Nice. I saw this boat a couple weeks ago at the Fat Boys ramp. Very clean and very cool.


----------



## txslamonice (Aug 6, 2011)

Subscribing, very interested in what is to come. This style of boat exactly what I have been looking for.


----------



## BURTONboy (Feb 23, 2010)

Awesome looking boat. Curious to see what comes up next as well.


----------



## southpaw (Feb 25, 2009)

Very cool concept and love the layout of that. 

Kind of off topic but I followed your nano skiff build thread for a long time over on microskiff. Whatever happened to that build? Any chances you'd be willing to share the table of offsets for that build or possibly even sell plans for that one?


----------



## bslittle79 (May 24, 2004)

Southpaw,

The Nano build was finished and turned out great. So great it might be our first composite mold to be made. For a skiff that two people can lift and put in the back of a truck bed it's very stable and super shallow.


----------



## southpaw (Feb 25, 2009)

bslittle79 said:


> Southpaw,
> 
> The Nano build was finished and turned out great. So great it might be our first composite mold to be made. For a skiff that two people can lift and put in the back of a truck bed it's very stable and super shallow.


Don't want to derail this thread but any pictures of the final product?
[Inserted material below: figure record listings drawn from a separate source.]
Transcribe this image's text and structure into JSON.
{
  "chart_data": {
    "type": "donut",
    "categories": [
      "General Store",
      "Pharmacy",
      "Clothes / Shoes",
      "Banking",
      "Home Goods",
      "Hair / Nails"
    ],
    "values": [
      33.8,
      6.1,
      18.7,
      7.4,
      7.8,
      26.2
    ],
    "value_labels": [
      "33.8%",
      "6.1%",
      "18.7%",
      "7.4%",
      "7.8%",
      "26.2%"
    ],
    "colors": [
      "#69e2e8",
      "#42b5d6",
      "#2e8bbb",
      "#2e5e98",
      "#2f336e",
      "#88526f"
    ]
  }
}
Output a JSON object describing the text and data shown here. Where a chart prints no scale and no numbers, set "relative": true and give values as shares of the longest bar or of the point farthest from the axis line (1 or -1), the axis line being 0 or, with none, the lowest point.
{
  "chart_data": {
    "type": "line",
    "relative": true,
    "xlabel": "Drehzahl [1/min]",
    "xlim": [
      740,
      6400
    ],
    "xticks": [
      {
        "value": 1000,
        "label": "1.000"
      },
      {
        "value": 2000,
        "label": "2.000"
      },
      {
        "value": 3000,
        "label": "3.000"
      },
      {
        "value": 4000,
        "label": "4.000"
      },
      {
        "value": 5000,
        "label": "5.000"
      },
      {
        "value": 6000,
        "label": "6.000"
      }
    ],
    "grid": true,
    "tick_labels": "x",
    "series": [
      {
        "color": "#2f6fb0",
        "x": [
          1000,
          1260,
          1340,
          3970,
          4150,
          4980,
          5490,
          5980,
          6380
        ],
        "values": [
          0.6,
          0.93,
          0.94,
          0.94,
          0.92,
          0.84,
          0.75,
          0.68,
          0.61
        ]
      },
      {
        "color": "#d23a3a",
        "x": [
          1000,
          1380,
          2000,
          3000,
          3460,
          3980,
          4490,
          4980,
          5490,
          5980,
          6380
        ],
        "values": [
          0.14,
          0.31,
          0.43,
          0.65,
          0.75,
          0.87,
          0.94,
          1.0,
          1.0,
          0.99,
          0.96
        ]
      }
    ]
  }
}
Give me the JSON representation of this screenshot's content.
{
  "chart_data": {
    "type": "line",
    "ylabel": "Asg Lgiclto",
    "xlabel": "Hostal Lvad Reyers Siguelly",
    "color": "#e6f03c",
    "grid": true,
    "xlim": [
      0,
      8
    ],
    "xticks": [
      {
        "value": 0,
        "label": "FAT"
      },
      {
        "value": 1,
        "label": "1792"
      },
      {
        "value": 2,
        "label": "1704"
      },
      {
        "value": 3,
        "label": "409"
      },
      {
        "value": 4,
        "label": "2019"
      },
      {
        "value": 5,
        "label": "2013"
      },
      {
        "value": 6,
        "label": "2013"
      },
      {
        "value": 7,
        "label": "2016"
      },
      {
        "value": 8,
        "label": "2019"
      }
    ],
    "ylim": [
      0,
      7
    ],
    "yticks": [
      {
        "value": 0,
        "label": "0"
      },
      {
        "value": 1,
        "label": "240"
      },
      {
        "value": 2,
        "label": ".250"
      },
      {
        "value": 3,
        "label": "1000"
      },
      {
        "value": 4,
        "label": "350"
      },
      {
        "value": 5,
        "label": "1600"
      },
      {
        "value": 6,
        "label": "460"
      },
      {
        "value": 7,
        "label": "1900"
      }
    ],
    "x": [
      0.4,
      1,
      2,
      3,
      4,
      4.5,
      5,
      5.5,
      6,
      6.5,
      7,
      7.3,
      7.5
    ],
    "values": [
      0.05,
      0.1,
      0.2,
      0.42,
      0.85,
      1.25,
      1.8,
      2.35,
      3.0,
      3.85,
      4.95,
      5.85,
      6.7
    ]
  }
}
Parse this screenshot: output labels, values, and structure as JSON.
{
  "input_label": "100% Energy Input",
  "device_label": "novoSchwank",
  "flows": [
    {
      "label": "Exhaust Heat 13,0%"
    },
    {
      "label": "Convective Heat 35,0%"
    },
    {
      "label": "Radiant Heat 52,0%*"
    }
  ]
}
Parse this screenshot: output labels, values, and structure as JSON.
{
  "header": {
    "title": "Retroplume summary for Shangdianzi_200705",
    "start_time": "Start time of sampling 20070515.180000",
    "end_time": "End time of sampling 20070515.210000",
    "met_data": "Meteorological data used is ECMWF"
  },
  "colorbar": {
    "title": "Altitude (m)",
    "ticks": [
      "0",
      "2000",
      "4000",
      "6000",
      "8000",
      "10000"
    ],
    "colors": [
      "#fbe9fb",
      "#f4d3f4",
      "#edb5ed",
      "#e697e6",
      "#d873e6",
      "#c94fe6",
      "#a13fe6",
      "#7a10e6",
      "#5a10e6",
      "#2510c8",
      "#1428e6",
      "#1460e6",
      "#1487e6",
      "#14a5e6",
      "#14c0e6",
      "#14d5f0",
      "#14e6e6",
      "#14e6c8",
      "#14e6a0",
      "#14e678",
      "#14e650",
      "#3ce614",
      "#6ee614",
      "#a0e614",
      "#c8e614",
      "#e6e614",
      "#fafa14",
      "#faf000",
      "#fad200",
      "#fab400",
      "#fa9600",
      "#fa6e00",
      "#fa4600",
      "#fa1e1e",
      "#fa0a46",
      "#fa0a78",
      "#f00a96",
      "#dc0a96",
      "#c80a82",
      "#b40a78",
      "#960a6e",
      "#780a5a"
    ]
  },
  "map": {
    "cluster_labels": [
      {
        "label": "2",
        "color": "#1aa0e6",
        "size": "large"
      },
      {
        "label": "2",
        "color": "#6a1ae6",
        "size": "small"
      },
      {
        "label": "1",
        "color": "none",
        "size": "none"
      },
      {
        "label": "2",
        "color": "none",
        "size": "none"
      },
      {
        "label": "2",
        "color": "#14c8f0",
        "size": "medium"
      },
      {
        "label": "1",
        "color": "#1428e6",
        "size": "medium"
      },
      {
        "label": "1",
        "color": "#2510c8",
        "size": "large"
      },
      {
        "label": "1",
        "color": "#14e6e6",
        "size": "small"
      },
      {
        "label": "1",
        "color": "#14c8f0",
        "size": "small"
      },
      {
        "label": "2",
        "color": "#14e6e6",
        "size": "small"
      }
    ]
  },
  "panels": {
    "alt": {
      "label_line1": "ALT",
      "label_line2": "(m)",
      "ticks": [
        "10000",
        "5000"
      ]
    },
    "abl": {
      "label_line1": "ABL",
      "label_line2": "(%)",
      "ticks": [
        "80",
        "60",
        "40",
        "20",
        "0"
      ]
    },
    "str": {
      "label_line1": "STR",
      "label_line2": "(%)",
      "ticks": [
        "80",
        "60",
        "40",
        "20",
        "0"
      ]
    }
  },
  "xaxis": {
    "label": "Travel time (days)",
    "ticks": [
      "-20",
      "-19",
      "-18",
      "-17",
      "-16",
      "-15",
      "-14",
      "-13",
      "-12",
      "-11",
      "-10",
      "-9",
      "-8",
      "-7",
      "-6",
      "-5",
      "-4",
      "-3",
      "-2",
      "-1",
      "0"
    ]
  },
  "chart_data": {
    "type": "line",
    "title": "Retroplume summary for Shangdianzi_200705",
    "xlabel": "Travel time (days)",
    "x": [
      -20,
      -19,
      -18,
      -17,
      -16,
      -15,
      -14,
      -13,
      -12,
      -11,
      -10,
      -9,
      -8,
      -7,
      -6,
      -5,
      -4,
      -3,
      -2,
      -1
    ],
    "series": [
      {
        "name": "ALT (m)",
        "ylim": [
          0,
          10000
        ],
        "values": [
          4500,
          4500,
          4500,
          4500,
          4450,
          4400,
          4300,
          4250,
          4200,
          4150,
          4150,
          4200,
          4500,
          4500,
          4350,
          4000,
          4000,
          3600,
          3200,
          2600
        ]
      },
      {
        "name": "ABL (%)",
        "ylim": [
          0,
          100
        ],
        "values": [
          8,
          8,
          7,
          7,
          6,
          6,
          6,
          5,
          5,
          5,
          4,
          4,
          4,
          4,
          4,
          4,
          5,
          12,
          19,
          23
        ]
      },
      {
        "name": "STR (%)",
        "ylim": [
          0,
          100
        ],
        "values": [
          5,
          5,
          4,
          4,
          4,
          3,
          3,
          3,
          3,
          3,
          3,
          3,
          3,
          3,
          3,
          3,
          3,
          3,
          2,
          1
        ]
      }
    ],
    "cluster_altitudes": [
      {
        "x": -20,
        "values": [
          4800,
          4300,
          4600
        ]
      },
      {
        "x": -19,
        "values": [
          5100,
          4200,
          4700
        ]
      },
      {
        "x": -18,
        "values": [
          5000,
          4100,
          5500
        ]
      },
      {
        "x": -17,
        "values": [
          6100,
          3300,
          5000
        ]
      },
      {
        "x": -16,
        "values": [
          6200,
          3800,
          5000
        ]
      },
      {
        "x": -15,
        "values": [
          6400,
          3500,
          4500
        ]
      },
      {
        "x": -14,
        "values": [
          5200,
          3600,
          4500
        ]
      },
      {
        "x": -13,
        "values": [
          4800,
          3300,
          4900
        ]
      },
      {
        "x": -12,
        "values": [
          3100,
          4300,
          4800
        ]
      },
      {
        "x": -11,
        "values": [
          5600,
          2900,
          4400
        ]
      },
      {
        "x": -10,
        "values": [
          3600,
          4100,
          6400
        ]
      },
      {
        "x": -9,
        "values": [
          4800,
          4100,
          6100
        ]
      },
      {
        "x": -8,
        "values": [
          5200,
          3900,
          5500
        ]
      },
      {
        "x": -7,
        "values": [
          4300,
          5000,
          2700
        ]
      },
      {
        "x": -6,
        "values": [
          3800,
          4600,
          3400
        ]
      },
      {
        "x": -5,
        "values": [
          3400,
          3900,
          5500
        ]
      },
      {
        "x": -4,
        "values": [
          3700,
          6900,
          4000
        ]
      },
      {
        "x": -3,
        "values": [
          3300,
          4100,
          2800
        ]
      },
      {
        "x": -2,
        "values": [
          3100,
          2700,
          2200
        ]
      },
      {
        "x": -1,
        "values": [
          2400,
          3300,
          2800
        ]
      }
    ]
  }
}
That was an awesome concept for a skiff


----------



## txfishon (Jul 17, 2006)

*Nice looking ride*

Brian I like the design and concept ... Would make a real nice duck hunting boat and or second boat to be incognito in on pre-fishing days !!

Just as a side note .. You need to draw a funky looking beard or goat on your Avatar  HAHAHAHA

When you want to come test one of those bad boys on Sabine give me a call !!

Freddy


----------